Why the Zoa brand, after numerous varieties in the standard sixteen ounce size, decided to opt for the smaller twelve ounces this time around baffles me; how can I not feel like I am getting the short end of the deal? Maybe they sell two sizes for different people, but that does not change the fact that this was the only one I found. Its design remains decent to look at, a strong sense of personality breaking through all the usual energy drink fluff.
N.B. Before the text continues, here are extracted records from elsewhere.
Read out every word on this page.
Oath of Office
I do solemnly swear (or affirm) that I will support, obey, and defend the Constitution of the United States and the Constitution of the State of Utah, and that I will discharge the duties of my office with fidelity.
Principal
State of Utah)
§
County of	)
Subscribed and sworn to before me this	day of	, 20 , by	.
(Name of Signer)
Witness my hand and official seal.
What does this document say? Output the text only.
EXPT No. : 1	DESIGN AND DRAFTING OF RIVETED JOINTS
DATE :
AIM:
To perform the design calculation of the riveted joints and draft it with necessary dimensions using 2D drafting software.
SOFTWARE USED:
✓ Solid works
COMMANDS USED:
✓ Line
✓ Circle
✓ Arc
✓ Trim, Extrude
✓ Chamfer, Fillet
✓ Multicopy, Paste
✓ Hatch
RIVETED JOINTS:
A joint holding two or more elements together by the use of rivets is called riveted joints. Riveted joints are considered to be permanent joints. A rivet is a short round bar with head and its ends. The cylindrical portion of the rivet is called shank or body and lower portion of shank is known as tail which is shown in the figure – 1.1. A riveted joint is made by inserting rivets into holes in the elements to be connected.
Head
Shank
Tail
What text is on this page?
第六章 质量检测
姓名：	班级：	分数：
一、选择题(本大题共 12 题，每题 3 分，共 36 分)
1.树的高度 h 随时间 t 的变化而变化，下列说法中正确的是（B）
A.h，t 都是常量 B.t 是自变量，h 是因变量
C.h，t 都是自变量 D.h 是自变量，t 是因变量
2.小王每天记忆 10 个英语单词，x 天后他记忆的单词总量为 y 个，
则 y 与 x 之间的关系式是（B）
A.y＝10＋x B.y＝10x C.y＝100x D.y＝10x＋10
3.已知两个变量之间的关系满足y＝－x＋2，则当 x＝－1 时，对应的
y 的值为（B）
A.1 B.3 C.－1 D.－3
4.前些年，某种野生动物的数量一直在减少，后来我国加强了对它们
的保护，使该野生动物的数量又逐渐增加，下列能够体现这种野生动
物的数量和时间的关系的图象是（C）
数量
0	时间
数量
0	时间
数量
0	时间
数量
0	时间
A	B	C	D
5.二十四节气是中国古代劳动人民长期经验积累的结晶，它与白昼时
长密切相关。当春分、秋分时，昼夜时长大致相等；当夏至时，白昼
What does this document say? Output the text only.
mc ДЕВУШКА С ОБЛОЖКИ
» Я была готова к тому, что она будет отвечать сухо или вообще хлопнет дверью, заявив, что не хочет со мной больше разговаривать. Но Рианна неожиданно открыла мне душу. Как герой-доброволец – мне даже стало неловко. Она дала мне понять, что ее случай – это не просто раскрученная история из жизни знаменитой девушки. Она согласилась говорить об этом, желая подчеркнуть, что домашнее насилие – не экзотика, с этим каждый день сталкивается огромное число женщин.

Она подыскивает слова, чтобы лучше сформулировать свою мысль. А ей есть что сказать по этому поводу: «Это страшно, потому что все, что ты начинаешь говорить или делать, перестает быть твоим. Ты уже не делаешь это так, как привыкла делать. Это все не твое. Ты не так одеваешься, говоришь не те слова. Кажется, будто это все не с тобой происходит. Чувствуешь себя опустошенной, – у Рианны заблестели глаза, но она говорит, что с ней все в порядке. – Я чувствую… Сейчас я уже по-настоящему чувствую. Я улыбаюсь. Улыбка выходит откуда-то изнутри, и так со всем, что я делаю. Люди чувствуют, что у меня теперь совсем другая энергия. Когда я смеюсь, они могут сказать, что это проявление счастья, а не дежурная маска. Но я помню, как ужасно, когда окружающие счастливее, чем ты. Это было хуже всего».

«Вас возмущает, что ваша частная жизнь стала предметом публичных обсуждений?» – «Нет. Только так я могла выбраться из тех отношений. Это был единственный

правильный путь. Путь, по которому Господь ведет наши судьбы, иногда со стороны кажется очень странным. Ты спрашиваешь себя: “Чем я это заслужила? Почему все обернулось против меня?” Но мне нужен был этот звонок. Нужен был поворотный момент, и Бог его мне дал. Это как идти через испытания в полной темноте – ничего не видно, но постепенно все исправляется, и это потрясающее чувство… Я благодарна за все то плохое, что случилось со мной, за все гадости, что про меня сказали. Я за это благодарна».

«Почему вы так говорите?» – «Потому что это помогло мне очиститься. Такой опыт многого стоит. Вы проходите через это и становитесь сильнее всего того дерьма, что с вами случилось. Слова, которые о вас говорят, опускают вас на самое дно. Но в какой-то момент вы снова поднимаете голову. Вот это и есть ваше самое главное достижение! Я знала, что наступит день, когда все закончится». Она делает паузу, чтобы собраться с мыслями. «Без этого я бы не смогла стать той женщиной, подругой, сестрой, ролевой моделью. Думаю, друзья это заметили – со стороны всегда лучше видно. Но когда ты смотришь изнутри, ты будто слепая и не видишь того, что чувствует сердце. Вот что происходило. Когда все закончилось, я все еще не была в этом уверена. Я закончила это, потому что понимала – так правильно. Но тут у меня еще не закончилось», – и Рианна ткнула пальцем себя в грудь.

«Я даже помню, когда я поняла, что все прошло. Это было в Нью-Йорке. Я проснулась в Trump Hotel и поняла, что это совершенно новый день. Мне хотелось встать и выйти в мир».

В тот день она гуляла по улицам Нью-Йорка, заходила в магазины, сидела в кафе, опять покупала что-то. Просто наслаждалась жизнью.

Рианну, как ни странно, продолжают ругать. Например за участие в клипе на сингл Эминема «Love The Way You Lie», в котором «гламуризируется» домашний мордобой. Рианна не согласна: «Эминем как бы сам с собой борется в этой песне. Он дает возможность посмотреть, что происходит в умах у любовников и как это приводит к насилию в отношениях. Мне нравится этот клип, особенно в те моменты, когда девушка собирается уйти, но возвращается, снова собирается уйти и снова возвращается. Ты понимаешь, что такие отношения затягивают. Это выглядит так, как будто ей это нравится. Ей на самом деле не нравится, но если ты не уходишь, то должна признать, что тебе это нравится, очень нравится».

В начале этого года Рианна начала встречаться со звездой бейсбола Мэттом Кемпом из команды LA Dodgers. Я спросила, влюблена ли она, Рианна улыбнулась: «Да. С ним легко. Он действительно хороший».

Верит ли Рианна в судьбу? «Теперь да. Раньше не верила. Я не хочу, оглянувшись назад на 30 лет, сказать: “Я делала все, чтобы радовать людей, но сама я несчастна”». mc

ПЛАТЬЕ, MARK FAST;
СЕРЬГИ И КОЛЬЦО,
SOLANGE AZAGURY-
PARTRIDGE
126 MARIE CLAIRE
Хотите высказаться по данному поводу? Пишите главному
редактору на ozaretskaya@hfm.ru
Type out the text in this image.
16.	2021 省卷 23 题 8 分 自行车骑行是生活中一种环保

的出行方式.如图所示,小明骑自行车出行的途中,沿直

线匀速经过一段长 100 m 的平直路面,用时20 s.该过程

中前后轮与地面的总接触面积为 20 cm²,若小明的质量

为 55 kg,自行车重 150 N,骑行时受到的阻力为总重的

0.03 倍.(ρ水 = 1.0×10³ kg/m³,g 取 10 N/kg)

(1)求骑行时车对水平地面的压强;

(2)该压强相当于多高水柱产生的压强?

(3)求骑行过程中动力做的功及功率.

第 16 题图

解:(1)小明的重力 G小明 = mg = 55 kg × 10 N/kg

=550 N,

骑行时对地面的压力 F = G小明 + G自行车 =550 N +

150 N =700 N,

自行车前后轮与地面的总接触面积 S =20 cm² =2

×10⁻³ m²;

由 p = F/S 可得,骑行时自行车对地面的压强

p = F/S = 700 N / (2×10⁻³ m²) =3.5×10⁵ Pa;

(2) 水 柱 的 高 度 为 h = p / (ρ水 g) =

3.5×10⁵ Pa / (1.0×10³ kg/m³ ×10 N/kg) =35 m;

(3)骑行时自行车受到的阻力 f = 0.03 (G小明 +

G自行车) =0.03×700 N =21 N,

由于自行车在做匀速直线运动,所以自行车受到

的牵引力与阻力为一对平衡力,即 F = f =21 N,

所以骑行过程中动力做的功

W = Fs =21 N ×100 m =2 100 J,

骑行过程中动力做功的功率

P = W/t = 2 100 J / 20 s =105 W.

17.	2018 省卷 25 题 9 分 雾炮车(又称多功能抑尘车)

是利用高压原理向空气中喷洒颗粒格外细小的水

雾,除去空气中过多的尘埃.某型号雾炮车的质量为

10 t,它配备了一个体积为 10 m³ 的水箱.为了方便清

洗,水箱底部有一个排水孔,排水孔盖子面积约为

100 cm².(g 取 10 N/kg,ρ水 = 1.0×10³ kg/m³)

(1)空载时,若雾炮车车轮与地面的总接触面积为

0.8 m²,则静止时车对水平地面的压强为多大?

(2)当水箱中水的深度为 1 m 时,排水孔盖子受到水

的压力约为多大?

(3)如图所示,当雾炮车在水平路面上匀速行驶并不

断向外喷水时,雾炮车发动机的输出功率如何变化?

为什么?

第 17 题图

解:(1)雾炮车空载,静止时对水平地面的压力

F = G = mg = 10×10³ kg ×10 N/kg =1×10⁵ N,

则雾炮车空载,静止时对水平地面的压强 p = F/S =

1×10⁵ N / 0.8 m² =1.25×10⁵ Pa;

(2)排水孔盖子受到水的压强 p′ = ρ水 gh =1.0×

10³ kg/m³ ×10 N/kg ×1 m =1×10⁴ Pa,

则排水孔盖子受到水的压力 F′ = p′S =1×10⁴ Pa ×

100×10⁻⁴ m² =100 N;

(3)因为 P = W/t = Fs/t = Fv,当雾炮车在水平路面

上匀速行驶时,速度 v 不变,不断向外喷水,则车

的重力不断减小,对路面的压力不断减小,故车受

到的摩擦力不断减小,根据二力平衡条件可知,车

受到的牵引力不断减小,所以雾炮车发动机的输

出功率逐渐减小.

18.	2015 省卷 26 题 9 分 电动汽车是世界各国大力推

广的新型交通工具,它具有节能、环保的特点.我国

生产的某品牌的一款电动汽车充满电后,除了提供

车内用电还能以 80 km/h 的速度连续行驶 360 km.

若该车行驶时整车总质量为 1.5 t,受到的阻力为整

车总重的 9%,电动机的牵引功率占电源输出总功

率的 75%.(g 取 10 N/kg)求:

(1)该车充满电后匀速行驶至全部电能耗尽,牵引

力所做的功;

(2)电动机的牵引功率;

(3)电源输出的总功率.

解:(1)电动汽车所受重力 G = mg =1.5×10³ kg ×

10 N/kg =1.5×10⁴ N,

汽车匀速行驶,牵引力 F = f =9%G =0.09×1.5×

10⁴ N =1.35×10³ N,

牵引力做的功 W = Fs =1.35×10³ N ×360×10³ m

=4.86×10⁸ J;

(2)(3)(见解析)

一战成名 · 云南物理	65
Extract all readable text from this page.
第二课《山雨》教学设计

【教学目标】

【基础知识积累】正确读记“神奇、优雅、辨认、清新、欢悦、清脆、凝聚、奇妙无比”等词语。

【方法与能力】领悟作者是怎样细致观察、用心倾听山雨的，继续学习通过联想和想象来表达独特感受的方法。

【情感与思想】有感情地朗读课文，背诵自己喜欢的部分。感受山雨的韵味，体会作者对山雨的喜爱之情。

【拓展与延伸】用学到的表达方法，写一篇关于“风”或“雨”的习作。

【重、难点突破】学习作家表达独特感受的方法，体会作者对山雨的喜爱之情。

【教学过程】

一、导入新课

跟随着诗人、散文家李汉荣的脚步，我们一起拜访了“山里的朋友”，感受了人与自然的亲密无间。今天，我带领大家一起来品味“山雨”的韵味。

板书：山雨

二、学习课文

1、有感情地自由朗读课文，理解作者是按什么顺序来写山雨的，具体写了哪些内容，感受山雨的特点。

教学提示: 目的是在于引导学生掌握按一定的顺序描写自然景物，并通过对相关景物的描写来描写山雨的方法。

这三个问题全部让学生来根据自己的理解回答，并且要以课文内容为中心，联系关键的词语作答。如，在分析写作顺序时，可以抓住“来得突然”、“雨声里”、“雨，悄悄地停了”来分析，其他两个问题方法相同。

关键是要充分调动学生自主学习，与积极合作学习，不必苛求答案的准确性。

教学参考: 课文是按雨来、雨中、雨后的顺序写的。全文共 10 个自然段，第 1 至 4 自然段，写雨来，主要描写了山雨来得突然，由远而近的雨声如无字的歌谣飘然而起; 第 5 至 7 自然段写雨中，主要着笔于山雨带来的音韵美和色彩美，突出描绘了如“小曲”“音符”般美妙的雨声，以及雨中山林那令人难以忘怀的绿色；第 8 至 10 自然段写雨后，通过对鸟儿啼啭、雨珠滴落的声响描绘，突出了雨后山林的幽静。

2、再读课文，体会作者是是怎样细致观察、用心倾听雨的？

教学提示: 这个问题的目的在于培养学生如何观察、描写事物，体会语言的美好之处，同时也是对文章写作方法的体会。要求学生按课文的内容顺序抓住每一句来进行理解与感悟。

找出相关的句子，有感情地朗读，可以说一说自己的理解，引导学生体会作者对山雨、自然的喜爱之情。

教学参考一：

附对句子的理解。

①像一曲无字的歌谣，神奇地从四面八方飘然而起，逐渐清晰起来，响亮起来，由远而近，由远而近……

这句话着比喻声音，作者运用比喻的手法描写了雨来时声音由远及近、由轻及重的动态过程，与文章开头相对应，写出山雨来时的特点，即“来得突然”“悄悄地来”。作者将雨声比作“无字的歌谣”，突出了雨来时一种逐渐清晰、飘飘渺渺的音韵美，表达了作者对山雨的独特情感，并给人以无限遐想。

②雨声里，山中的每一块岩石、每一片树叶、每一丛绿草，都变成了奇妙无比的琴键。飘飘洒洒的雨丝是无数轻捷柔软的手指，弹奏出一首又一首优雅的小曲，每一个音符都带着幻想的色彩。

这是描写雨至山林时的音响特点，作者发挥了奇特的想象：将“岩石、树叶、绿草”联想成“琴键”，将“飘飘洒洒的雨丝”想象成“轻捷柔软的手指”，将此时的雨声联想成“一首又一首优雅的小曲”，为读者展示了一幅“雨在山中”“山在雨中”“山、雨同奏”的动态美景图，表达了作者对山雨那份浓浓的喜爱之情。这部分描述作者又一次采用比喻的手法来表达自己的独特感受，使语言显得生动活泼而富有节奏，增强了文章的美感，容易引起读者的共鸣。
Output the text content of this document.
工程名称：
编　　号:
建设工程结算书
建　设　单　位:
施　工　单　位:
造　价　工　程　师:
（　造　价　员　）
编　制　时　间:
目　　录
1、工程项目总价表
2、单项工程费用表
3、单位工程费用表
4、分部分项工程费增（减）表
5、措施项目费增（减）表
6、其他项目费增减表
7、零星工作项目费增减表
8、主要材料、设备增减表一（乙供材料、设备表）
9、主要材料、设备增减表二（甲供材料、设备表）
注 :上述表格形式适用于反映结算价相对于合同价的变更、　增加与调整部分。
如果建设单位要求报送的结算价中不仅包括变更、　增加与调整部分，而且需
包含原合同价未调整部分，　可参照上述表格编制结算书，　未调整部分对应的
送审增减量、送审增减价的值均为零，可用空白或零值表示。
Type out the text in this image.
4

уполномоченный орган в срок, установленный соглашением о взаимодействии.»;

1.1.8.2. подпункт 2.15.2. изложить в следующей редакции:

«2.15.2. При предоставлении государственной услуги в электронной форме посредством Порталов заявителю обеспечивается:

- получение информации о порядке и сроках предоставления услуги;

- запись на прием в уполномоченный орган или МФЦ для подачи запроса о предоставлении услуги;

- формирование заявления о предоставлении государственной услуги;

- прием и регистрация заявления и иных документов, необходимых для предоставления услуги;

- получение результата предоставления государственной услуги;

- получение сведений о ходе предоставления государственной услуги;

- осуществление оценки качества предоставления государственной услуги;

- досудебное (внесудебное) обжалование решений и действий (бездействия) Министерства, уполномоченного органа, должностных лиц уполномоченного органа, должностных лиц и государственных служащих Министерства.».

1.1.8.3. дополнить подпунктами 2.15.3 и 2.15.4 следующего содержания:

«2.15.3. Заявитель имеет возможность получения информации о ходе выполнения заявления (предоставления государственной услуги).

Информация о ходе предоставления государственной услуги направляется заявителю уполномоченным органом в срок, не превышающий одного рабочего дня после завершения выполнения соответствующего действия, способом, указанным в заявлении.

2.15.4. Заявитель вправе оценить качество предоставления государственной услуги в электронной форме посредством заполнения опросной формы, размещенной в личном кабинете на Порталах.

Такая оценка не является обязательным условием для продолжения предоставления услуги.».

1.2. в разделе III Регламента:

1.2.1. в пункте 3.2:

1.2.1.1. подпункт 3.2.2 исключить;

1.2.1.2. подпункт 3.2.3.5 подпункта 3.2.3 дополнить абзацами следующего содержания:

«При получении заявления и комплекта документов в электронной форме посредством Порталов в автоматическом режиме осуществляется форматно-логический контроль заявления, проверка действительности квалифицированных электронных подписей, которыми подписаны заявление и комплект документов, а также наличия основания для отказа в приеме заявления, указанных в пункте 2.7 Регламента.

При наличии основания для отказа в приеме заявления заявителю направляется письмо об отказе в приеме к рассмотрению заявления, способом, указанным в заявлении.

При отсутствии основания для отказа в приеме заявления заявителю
The funk of spoiled vegetation fills the air as soon as you crack open the can, the kind of odor I thought energy drinks stopped producing decades ago. Sips do not fare all that much better, a dense dance of deadened taste that smack the palate with earthy overtones and zero sense of nuance. Grape, guava, apple, cherry and passion fruit make up the busy profile, but just because there is a lot going on does not mean it is balanced, or any fun on the tongue. The individual fruits are static caricatures who crash down linearly until it is time for your next imbibe; they offer no personality outside their stock obligations, instead stitched together into a single monster flavor with an unvaried sweetness and sourness. But it is the effervescence that bothers me the most, a harsh explosion of bubbles that almost hurts as it goes down the hatch, never encouraging you to continue through the remaining ounces.
120 milligrams of caffeine makes for an OK kick, lasting two hours. Other ingredients include numerous vitamins but let us be honest, you are not here to know how much riboflavin this has, and I am not "The Vitamin King." Anyway, Zoa Fruit Punch punches above its weight class and gets knocked out in the first round.